Este é bem capaz de ser um livro-sensação, especialmente por ter conseguido, sendo o autor estreante, arrebatar o Man Booker Prize. E a verdade é que este é um livro de sensações. Nele se mergulha na Índia contemporânea, bem no meio de todas as suas idiossincrasias. Já li muitos livros só por causa dessa vertente, a de me transportar para um cenário que eu não conheço, permitindo-me aprender dessa forma. Mas raras foram as vezes em que efectivamente aprendi mesmo, em que fui transportado para lá, para pequenos detalhes e para grandes traços. É esse o grande mérito desta obra.
O ponto de partida é surpreendente. O Tigre Branco é um empresário indiano e, sabendo que o primeiro-ministro da China vai fazer uma visita à índia, resolve escrever-lhe para lhe contar tudo sobre o seu país. Faz isto contando a sua história particular, o que não só é uma excelente forma de se compreender um certo espírito indiano, como ainda nos permite, pelas situações que ele observa, conhecer muito mais do que apenas a vida dele.
Adiga leva-nos a conhecer a Índia profunda e pobre e a Índia sofisticada e rica. Mostra-nos as possibilidades de ascensão social que existem e o imobilismo do sistema de castas. Denuncia a corrupção de certas classes e ilustra a honestidade de outras. O mosaico indiano não é só fascinante, é também quase impossível de retratar. Mas é isso que neste livro é conseguido de forma magistral. Não é pela escrita que esta é uma grande obra mas sim pelo que consegue fazer. Adiga cria um enredo que lhe permite falar de tudo sem que nos percamos no meio de toda a confusão que pode ser falar sobre a Índia. Para além disso, não se limita ao quotidiano das pessoas, ainda consegue acrescentar elementos que nos lançam pistas sobre o futuro. Numa altura em parece cada vez mais próxima a ascensão da Índia (e da China) como superpotência mundial, Adinga lança dados sobre essa questão, e não isentas de polémica. Por exemplo, apontar como desvantagem indiana, face à China, a democracia, é, no mínimo, uma atitude corajosa e que deveria obrigar mais a reflexão do que a indignação (porque são apontados os grandes defeitos e fragilidades da democracia indiana).

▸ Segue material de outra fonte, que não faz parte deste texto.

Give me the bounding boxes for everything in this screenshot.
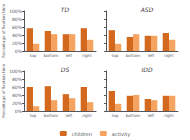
svg-text:0%: 0%	[15, 109, 23, 114]
svg-text:left: left	[148, 113, 155, 118]
svg-text:bottom: bottom	[44, 53, 59, 58]
svg-text:top: top	[30, 53, 37, 58]
svg-text:IDD: IDD	[141, 66, 152, 73]
svg-text:left: left	[148, 53, 155, 58]
svg-text:top: top	[112, 53, 119, 58]
svg-text:80%: 80%	[12, 17, 23, 22]
svg-text:40%: 40%	[12, 33, 23, 38]
svg-text:DS: DS	[61, 66, 70, 73]
svg-text:TD: TD	[61, 6, 70, 13]
svg-text:80%: 80%	[12, 77, 23, 82]
svg-text:left: left	[66, 113, 73, 118]
svg-text:right: right	[164, 53, 174, 58]
svg-text:bottom: bottom	[44, 113, 59, 118]
svg-text:100%: 100%	[9, 9, 23, 14]
svg-text:0%: 0%	[15, 49, 23, 54]
svg-text:100%: 100%	[9, 69, 23, 74]
svg-text:Percentage of fixation time: Percentage of fixation time	[1, 63, 6, 118]
svg-text:left: left	[66, 53, 73, 58]
svg-text:Percentage of fixation time: Percentage of fixation time	[1, 3, 6, 58]
svg-text:right: right	[164, 113, 174, 118]
svg-text:right: right	[82, 53, 92, 58]
svg-text:top: top	[30, 113, 37, 118]
svg-text:right: right	[82, 113, 92, 118]
svg-text:bottom: bottom	[126, 113, 141, 118]
svg-text:60%: 60%	[12, 85, 23, 90]
svg-text:bottom: bottom	[126, 53, 141, 58]
svg-text:20%: 20%	[12, 101, 23, 106]
svg-text:ASD: ASD	[140, 6, 154, 13]
svg-text:40%: 40%	[12, 93, 23, 98]
svg-text:children: children	[72, 131, 92, 137]
svg-text:top: top	[112, 113, 119, 118]
svg-text:60%: 60%	[12, 25, 23, 30]
svg-text:activity: activity	[112, 131, 130, 138]
svg-text:20%: 20%	[12, 41, 23, 46]
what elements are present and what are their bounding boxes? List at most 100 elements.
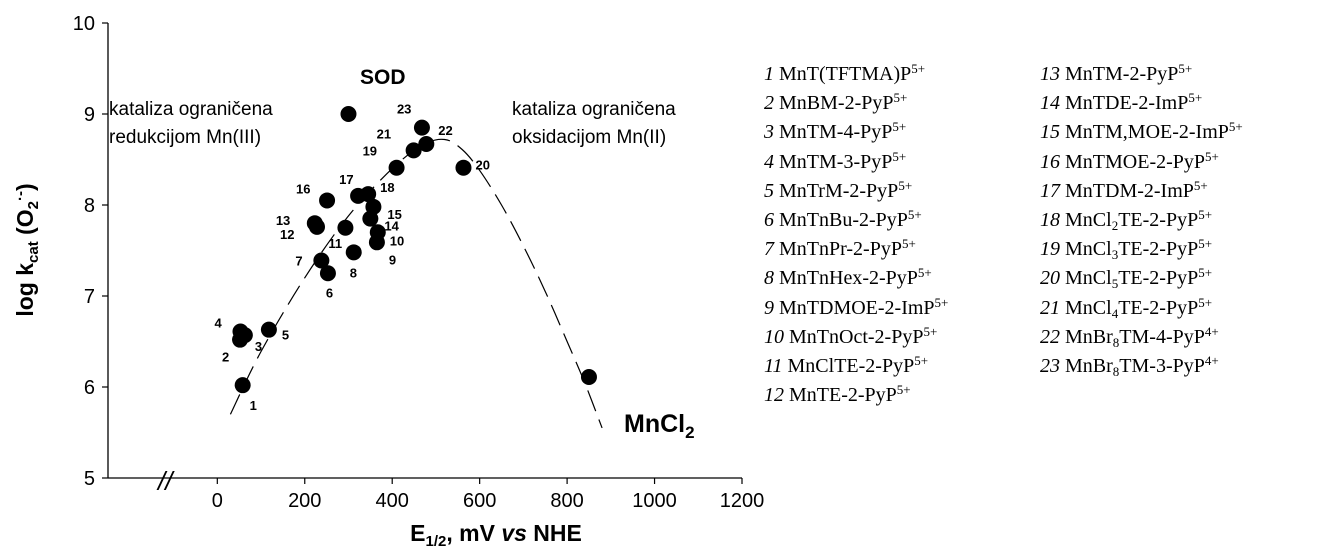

Em suma, este livro é excelente se o lermos de um ponto de vista de entretenimento. É excelente se o lermos enquanto documento sobre a Índia contemporânea. É excelente se o virmos como obra de ficção. Ah, e ainda pode ser lido como policial, com um assassino e tudo.
Há tantos livros que tentam ter dentro de si coisas a mais, Este, parece poder conter tudo e ainda lhe sobra espaço. Surpreende a sua pequena dimensão (cerca de 240 páginas).